Wer als Weintourist in Kalifornien seine Ruhe haben will, fährt nach der Verkostung in Temecula Ballon. : Bild: Visit California/Ryan Killackey

Die meisten Weingüter sind allerdings keine Beschäftigungstherapie für reiche Investoren mit Lebenssinnkrise oder Milliardärslangeweile, sondern kleine Familienbetriebe enthusiastischer Winzer wie Phil Baily und Joe Hart. Bei den Harts sitzt man auch nicht in einem Disneyland-Chambord, sondern in einer besseren Holzhütte, verkostet die Weine auf einer etwas nachlässig zusammengezimmerten Veranda und wird vom Seniorchef persönlich über dessen Werdegang unterrichtet.

Schicksalhafter Busausflug an den Bodensee

In den sechziger Jahren verlor Joe Hart bei einem Busausflug an den Bodensee sein Herz an den deutschen Riesling, arbeitete nach dem Militärdienst aber noch viele Jahre lang als Sozialkundelehrer und absolvierte nebenbei ein Fernstudium der Önologie, bevor er 1973 eines der ersten Weingüter in Temecula gründete. Inzwischen verantwortet Joes Sohn Jim Keller und Weinberg, der lange im Computer-Gewerbe sein Geld verdiente, den Verlockungen des Weinbaus aber dann doch nicht widerstehen konnte. Jetzt bewirtschaftet er knapp fünf Hektar, füllt fünfzigtausend Flaschen pro Jahr ab, verkauft sämtliche Weine ab Hof oder an die loyalen Mitglieder seines „Wine Club“ und denkt nicht im Traum daran, sich dem typisch kalifornischen Stil zu unterwerfen. Er keltert keine Fruchtbomben, keine Aromenkraftsportler, keine Malibu-Muskelmänner in der Flasche, sondern filigrane, schlanke, transparente Weine aus ureuropäischen Rebsorten, die europäischen Weintrinkern ohne Sehnsucht nach kalifornischen Wuchtbrummen mit sechzehn Prozent Alkohol viel Freude bereiten.

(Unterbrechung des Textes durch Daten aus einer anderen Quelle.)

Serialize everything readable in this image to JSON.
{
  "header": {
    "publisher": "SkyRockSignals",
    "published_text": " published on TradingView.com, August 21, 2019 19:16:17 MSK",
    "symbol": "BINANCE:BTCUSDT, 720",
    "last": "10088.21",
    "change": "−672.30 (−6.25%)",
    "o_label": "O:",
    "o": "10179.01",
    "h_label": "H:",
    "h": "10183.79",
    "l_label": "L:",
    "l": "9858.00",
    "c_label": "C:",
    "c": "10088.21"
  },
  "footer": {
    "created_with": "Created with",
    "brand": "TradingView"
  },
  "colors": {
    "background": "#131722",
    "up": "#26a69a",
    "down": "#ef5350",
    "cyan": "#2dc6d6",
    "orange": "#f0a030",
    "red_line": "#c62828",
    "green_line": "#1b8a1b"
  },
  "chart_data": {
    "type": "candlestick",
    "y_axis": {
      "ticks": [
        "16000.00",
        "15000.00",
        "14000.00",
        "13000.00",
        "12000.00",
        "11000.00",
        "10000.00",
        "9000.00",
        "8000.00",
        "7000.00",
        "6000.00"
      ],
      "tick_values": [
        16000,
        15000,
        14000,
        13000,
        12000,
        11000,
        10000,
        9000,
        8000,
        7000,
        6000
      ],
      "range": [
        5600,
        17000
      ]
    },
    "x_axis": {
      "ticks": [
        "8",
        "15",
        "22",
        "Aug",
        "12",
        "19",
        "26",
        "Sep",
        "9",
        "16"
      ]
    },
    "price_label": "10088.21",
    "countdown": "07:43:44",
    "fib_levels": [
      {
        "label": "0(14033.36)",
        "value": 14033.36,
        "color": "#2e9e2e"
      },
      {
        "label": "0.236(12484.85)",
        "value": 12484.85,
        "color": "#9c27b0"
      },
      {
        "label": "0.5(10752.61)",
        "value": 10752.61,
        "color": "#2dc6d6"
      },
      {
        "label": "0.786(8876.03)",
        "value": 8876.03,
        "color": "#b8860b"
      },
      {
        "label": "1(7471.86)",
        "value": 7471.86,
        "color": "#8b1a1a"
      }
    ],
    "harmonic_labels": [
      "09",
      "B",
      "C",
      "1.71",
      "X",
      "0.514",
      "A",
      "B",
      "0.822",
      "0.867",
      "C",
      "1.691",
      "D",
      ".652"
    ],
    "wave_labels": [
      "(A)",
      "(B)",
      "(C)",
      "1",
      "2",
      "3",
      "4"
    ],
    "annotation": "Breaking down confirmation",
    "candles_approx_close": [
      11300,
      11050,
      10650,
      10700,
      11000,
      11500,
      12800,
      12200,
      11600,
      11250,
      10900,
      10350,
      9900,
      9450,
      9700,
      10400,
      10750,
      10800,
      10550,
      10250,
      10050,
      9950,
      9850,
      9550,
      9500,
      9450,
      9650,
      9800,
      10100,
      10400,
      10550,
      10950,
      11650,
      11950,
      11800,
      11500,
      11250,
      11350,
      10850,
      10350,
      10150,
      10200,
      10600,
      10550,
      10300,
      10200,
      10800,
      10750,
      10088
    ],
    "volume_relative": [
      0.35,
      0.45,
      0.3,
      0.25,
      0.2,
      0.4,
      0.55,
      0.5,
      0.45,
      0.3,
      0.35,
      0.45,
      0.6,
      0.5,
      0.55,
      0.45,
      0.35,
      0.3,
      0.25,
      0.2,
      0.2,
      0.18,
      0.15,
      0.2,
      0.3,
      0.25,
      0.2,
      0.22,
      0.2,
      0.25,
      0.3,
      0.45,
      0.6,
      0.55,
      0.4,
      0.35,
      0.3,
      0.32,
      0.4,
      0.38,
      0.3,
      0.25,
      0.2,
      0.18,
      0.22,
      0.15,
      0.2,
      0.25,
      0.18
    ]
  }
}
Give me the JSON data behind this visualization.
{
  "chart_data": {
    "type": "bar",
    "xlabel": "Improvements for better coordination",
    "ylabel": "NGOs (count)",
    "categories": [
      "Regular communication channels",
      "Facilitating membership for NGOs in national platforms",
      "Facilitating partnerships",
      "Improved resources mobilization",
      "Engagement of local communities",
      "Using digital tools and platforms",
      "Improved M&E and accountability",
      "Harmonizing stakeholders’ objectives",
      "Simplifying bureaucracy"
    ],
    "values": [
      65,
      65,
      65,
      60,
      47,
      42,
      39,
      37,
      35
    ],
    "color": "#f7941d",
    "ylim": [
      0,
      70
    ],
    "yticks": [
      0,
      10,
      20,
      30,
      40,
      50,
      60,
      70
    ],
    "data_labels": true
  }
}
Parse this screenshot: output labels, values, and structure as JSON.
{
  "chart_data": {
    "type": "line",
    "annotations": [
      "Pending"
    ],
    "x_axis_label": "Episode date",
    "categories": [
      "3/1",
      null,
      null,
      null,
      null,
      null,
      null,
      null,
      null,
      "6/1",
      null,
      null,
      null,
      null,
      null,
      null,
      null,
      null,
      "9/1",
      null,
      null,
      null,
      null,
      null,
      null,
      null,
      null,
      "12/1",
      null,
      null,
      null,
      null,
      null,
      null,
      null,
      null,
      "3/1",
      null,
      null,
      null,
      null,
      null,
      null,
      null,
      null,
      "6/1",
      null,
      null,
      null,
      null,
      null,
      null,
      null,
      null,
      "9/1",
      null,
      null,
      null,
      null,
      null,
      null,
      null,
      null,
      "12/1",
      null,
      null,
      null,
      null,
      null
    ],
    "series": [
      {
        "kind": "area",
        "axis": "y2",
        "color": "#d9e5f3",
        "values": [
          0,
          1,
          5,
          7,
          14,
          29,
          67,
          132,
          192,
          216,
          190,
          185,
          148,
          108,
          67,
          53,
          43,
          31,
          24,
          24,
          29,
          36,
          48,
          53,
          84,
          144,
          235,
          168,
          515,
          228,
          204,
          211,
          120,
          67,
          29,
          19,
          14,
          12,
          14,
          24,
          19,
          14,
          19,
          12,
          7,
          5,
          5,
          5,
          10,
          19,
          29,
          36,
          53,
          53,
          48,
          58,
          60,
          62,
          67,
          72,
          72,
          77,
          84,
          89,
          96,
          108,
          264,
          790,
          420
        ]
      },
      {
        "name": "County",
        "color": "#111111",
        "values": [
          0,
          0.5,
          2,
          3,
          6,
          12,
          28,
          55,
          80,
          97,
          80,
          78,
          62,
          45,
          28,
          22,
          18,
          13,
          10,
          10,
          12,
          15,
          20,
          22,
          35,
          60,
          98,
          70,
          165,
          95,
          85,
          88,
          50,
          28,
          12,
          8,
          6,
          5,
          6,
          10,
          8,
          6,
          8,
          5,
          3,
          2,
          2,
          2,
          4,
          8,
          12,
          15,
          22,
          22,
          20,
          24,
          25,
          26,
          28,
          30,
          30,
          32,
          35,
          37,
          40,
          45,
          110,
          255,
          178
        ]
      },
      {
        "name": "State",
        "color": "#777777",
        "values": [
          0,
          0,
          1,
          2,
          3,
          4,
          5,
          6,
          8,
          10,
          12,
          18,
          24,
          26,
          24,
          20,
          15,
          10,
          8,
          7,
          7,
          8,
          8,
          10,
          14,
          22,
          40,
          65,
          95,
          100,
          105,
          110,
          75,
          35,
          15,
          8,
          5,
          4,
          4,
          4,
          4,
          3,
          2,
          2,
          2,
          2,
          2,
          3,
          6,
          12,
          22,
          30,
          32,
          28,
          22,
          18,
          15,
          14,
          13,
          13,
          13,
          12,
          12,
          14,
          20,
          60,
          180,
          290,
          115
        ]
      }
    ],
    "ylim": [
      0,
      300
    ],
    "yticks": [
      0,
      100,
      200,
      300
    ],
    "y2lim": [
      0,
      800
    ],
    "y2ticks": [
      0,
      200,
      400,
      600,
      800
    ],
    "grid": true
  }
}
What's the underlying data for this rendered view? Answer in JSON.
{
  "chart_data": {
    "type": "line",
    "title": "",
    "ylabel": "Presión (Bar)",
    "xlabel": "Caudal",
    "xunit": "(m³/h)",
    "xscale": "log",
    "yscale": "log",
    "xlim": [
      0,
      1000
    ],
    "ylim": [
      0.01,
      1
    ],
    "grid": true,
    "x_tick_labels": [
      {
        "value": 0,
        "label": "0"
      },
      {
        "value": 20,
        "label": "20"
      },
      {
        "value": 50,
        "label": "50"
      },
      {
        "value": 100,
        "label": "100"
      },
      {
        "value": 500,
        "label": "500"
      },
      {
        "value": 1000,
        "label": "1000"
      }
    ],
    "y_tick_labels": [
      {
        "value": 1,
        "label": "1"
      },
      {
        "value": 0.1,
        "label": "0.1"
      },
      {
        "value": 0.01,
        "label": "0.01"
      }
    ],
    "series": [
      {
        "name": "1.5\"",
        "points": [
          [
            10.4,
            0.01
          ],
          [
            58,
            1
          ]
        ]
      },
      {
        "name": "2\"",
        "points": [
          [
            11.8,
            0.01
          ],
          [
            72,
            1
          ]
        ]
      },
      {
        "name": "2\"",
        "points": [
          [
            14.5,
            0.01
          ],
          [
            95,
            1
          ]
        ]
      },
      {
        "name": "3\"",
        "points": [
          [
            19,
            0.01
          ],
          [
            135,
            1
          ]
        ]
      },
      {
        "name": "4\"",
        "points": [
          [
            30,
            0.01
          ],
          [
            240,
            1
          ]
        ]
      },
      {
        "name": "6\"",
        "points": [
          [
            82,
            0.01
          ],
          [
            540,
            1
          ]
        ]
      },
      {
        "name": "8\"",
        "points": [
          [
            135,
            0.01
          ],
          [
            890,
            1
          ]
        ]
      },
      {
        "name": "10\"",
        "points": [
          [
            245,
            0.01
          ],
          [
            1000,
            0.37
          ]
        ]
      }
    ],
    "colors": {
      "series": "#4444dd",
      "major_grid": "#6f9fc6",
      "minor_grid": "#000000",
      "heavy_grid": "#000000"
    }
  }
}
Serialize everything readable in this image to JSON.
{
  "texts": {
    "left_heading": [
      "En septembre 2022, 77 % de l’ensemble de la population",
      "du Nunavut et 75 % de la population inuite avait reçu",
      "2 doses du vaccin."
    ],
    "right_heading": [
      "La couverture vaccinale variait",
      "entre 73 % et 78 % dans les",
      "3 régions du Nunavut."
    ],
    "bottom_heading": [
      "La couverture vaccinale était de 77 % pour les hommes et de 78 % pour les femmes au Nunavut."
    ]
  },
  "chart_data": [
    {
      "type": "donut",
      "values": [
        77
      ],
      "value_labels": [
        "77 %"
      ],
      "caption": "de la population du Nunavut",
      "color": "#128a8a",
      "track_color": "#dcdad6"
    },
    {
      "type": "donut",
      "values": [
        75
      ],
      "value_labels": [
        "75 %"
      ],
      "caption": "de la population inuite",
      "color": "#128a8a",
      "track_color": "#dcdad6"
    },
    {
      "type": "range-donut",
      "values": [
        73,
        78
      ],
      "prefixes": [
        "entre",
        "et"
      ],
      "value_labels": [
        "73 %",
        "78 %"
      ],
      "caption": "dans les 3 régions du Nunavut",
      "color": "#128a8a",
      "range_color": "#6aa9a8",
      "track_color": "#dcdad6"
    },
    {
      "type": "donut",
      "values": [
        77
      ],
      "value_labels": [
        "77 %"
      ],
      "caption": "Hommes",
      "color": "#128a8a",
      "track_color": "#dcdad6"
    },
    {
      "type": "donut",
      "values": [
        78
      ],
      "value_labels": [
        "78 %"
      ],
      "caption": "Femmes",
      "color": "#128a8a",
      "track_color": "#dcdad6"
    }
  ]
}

Joes Kumpel Phil Baily war in seinem früheren Leben Unternehmensberater in Los Angeles, kelterte nebenbei zehn Gallonen pro Jahr für den Hausgebrauch, hatte 1986 die Nase voll von dem Zwölf-Millionen-Einwohner-Moloch, kaufte in Temecula Weideland, pflanzte Reben, nahm bei Joe Hart Winzernachhilfeunterricht und baute sich an der California Ranch Road einen Verkostungsraum, der wie ein verirrter römischer Tempel aussieht, eigenwillig dekoriert mit Löwen, Greifen, geflügelten Höllenwesen und ionischen Säulen. Viel lieber als hier ist Phil Bailey aber in seiner schlichten Kellerei oben in den Hügeln und perfektioniert trotz seiner knapp achtzig Jahre mit ungebrochenem Enthusiasmus seine Cuvées im Bordeaux-Stil, die er zweieinhalb Jahre in französischer Eiche ruhen lässt, eine ungewöhnlich lange Zeit im geschäftstüchtigen Kalifornien, und die mit ihrer unprätentiösen Eleganz spielend als Grand Cru Classé durchgehen könnten.